0
votes

We are getting new files everyday from apps in the form of csv gets stored in windows server say c:/program files(x86)/webapps/apachetomcat/.csv each file having different data in it, So is there any hadoop component to transfer files from windows server to hadoop hdfs, I came across flume,kafka but not getting proper example, Can anyone shade light here.

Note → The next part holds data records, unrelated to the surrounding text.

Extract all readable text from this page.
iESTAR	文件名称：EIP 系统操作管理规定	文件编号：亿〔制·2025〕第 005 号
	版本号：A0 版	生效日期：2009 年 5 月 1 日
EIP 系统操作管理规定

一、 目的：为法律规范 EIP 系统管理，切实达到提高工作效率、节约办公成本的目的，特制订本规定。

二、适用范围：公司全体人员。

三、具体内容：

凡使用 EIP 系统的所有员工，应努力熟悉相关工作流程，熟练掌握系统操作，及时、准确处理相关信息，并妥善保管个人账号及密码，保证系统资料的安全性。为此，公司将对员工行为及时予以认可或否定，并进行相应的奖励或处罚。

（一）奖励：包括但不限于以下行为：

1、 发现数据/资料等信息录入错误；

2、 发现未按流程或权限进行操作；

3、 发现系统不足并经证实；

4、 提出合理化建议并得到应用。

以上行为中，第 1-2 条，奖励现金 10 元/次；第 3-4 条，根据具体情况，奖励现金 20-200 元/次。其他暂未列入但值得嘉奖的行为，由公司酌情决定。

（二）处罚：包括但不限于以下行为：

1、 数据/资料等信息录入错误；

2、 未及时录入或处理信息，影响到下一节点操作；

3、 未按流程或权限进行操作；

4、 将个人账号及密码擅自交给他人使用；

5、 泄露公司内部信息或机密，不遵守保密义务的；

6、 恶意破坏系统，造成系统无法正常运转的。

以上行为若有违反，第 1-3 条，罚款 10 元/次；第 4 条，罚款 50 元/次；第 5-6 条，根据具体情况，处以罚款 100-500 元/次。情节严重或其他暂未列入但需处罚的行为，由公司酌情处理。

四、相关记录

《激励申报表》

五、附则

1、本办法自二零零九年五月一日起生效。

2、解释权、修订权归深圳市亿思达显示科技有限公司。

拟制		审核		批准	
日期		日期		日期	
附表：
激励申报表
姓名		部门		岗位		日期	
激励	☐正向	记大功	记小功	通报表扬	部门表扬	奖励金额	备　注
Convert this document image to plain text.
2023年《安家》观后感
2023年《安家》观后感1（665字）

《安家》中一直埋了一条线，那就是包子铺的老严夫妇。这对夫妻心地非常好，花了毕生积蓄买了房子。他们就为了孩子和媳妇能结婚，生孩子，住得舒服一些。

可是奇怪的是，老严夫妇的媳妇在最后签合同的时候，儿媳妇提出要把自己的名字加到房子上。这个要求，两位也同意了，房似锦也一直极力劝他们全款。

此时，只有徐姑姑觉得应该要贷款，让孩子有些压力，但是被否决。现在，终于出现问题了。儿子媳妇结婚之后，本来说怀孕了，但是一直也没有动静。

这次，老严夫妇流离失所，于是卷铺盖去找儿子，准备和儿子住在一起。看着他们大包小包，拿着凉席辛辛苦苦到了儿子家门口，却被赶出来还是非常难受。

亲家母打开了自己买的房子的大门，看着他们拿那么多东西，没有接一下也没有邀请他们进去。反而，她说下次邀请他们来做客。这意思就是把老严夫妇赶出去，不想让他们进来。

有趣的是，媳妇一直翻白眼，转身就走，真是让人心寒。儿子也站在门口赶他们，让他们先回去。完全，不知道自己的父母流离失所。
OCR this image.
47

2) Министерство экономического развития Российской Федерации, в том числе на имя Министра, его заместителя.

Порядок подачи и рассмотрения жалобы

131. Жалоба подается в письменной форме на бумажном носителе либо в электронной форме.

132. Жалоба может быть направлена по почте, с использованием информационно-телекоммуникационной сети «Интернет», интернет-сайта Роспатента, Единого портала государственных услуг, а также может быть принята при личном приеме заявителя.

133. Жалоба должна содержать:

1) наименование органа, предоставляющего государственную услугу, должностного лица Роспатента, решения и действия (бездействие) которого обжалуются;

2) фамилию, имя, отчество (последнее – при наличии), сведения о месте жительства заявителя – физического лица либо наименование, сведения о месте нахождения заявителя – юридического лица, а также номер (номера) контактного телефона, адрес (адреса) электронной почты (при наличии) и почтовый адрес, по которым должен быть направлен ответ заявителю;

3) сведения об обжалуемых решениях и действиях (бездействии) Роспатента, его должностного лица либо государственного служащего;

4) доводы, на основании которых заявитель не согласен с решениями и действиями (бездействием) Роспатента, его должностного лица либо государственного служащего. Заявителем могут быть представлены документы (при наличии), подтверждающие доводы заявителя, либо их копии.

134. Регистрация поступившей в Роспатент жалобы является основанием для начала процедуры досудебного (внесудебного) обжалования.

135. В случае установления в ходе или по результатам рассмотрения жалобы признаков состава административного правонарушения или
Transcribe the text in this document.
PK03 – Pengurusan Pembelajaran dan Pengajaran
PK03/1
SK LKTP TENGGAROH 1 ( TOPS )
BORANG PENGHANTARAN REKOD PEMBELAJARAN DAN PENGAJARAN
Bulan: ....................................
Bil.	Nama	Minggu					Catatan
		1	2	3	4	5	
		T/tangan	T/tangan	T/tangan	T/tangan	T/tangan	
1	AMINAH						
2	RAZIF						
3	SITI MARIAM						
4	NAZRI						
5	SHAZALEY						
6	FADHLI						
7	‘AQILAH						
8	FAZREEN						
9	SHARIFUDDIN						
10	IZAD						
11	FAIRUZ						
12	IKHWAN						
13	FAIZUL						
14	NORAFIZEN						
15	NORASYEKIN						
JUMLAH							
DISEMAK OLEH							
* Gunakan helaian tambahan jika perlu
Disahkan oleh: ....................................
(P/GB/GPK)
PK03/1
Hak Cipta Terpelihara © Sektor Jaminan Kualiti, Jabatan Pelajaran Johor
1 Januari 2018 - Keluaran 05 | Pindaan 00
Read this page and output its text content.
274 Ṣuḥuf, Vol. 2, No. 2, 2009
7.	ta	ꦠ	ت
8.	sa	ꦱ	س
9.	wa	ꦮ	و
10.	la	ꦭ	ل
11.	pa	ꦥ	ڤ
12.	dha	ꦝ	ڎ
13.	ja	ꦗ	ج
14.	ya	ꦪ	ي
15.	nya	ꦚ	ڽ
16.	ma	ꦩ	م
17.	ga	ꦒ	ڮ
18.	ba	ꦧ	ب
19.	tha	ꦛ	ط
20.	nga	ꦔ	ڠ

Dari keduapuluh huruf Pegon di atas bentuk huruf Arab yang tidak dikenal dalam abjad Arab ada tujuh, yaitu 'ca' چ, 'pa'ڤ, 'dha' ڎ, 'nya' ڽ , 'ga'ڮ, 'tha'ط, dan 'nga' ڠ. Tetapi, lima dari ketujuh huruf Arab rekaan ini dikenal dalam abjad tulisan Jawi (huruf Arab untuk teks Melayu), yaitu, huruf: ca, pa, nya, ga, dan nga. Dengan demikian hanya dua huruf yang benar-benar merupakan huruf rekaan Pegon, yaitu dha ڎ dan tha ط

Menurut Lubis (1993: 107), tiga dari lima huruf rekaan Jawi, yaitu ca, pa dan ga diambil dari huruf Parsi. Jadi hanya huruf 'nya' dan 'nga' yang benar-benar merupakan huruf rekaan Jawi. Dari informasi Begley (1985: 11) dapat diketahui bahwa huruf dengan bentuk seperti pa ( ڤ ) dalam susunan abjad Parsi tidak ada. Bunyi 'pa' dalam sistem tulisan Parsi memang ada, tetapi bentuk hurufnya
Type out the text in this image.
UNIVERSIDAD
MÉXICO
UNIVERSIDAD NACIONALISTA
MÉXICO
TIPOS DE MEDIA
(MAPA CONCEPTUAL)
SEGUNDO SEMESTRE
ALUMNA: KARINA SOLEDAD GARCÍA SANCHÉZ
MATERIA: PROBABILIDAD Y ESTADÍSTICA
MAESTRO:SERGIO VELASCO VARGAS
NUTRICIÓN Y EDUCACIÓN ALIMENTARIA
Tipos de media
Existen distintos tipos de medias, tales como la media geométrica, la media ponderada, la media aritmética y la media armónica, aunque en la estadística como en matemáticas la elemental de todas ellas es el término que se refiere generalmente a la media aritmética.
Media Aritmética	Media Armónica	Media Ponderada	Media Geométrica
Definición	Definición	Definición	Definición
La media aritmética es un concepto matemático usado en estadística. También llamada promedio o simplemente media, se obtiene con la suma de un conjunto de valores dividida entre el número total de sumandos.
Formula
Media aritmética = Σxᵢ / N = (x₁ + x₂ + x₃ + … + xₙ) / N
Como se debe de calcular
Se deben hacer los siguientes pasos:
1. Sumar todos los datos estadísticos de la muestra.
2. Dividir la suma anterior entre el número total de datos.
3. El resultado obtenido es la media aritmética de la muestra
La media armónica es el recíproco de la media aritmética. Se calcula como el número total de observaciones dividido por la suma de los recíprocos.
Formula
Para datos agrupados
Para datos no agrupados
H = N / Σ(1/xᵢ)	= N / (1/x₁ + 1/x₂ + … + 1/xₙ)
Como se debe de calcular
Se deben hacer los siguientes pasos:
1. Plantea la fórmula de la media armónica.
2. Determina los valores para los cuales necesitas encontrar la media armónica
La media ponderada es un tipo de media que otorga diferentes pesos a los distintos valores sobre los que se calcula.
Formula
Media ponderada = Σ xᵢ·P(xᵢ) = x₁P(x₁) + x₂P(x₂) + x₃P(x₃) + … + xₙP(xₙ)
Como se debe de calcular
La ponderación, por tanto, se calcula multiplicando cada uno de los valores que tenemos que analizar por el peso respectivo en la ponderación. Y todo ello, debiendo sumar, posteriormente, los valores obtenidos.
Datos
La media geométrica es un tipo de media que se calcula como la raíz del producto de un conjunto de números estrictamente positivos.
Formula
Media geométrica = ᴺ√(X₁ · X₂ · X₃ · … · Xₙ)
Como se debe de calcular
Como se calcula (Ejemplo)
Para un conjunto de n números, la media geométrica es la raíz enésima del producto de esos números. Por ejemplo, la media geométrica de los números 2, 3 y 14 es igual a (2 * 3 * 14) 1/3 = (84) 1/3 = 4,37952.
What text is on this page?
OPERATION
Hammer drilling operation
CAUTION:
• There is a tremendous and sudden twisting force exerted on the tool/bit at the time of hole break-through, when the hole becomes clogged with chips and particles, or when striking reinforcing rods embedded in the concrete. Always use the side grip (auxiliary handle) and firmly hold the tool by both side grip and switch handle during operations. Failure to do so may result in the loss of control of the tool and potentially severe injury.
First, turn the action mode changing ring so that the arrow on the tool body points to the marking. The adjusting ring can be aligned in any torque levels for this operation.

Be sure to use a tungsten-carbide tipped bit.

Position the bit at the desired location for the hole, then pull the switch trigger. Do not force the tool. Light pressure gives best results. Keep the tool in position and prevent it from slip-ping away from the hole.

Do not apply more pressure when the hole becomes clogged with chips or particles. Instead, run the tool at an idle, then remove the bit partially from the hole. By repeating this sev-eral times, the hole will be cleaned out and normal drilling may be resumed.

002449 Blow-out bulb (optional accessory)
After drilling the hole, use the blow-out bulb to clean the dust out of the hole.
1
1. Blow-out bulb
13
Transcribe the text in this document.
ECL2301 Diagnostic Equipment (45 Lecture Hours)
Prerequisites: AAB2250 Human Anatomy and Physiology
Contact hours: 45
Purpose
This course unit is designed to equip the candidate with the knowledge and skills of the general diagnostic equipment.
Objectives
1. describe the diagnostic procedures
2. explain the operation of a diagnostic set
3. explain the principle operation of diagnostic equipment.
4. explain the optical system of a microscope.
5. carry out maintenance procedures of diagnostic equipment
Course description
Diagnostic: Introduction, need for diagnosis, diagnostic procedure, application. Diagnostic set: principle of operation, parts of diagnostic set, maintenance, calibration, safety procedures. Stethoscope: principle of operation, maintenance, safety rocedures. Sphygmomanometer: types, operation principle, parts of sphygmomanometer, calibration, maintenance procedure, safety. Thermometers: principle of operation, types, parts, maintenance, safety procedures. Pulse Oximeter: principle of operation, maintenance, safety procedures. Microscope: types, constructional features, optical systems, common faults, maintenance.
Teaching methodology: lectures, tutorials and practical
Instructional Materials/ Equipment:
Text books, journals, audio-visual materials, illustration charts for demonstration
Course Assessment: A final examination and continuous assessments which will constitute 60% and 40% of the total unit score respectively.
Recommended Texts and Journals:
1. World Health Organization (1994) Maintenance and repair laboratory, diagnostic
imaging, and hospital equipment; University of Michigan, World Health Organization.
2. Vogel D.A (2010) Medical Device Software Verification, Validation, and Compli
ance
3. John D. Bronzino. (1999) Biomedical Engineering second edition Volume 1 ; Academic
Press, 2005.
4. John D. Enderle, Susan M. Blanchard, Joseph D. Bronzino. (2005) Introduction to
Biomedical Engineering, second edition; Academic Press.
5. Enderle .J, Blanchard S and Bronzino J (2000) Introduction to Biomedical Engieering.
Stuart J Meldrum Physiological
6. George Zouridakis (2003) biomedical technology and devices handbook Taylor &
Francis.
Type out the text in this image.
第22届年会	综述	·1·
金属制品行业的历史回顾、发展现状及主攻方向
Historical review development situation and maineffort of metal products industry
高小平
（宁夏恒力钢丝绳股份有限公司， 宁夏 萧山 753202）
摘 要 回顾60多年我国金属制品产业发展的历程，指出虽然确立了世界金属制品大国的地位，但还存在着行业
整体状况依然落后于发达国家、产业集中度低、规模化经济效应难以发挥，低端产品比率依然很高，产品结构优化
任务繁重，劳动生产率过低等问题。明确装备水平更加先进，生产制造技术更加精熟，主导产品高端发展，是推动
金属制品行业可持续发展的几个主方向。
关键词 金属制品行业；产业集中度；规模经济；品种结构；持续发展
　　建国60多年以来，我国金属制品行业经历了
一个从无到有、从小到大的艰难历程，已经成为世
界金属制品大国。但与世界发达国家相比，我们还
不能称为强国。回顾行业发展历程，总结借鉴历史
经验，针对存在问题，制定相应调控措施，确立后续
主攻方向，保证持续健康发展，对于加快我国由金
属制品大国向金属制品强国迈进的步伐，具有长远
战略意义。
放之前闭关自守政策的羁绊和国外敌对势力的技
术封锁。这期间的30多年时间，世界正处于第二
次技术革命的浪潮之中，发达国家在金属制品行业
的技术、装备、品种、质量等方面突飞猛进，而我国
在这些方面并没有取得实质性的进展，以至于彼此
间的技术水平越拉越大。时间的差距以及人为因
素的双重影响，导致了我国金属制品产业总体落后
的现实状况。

So Each file have separate name and having size upto 10-20mb and the daily file count is more than 200 files, Once the files added to windows server the flume/kafka should able to put that files in hadoop, Later files are imported from HDFS processed by spark and moved to processed files to another folder in HDFS

2
More details please, size of files? What are you hoping to do with this data? - AM_Hawk

2 Answers

1
votes

Flume is the best choice. A flume agent (process) needs to be configured. A flume agent has 3 parts:

Flume source - Place where flume will look for new files. c:/program files(x86)/webapps/apachetomcat/.csv in your case.

Flume sink - Place where flume will send the files. HDFS location in your case.

Flume channel - Temporary location of your file before it is sent to sink. You need to use "File Channel" for your case.

Click here for an example.

0
votes

As per my comment, more details would help narrow down possibilities, example first thought, move file to server and just create a bash script and schedule with cron.

put

Usage: hdfs dfs -put <localsrc> ... <dst>

Copy single src, or multiple srcs from local file system to the destination file system. Also reads input from stdin and writes to destination file system.

hdfs dfs -put localfile /user/hadoop/hadoopfile
hdfs dfs -put localfile1 localfile2 /user/hadoop/hadoopdir
hdfs dfs  -put localfile hdfs://nn.example.com/hadoop/hadoopfile
hdfs dfs  -put - hdfs://nn.example.com/hadoop/hadoopfile Reads the input from stdin.
Exit Code:

Returns 0 on success and -1 on error.